I could not figure out where the zugzwang theme would occur, but anyway, the case seemed settled: 90. Qd6+ would have been winning and with Giri’s 90.Qd4 he gave away the win. But maybe he didn’t.
I found the Kasparov quotes on a website that I often visit:http://streathambrixtonchess.blogspot.nl/2015/01/revelation.html. In that article there is, in passing, also a link given to another tweet, one by the Dutch IM Twan Burg (called “this chap” on the Streatham & Brixton website):
“90.Qd4 still mate in 50!"
Could Burg be right, in contradiction to Kasparov, Stockfish and all the other engines that I consulted? At first the round number 50 suggested to me that he might be joking, but later I found a subsequent tweet by him:
“92.Kf3! 48 moves left until mate.”
It dawned on me that Burg, who is a strong correspondence player, would probably have access to the Lomonosov 7-man tablebases in which case his statements wouldn’t be speculative, but simply true.

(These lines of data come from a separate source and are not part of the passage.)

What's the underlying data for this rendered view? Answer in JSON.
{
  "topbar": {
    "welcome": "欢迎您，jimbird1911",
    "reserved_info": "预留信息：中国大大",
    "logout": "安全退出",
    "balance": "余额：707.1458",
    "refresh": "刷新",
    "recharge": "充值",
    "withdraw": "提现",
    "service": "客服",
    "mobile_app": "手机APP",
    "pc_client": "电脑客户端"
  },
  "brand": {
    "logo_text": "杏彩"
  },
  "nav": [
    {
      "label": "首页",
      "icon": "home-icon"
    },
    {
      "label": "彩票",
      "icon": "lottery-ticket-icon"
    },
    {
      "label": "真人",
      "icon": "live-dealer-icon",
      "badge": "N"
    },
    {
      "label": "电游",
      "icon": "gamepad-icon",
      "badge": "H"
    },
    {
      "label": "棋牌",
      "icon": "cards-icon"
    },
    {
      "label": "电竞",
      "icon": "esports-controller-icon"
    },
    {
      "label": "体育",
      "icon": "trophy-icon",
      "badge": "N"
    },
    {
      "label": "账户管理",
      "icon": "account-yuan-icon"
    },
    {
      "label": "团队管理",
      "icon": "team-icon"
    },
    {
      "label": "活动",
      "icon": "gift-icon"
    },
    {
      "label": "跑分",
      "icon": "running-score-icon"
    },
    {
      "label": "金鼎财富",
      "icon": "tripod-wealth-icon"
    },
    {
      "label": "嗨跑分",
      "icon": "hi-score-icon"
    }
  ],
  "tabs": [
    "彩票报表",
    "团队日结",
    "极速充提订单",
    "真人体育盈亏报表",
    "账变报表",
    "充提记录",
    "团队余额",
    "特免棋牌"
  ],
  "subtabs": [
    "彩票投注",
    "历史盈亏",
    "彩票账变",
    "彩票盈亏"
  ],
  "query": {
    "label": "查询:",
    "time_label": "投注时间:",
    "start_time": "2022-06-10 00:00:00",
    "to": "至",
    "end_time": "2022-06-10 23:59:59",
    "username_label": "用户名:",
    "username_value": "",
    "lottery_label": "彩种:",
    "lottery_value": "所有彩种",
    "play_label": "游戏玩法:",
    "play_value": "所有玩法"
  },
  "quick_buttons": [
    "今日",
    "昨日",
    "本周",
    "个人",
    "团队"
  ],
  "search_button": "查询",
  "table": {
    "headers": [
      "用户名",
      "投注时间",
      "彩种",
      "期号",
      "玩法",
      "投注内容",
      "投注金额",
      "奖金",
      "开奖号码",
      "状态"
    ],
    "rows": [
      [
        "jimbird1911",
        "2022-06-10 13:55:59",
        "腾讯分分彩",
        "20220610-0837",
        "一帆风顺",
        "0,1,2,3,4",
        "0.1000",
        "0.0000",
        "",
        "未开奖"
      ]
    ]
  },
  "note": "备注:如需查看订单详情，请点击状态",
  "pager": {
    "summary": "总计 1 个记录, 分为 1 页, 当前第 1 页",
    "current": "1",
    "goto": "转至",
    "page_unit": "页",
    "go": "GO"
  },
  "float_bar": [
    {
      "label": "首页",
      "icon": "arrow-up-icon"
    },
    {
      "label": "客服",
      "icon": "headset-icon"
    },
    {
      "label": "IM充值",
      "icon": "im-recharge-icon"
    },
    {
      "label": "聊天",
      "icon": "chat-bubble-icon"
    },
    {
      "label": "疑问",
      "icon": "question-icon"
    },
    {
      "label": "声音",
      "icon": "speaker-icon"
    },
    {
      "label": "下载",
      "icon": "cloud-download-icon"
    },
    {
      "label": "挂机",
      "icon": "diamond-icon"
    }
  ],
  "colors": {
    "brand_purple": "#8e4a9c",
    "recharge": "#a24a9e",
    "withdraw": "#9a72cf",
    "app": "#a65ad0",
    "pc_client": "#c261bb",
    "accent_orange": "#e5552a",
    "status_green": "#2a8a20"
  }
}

Access to Lomonosov comes with the Aquarium software, which I don’t possess. I played with the thought of downloading the free program FinalGen, which would be able to analyze this queen endgame to perfection. Reportedly, FinalGen analyses in general take a lot of time, but in this case, with only seven pieces on the board, that would probably not be prohibitive.
It would be interesting to see who was right, Kasparov and his engines or Burg, possibly supported by Lomonosov.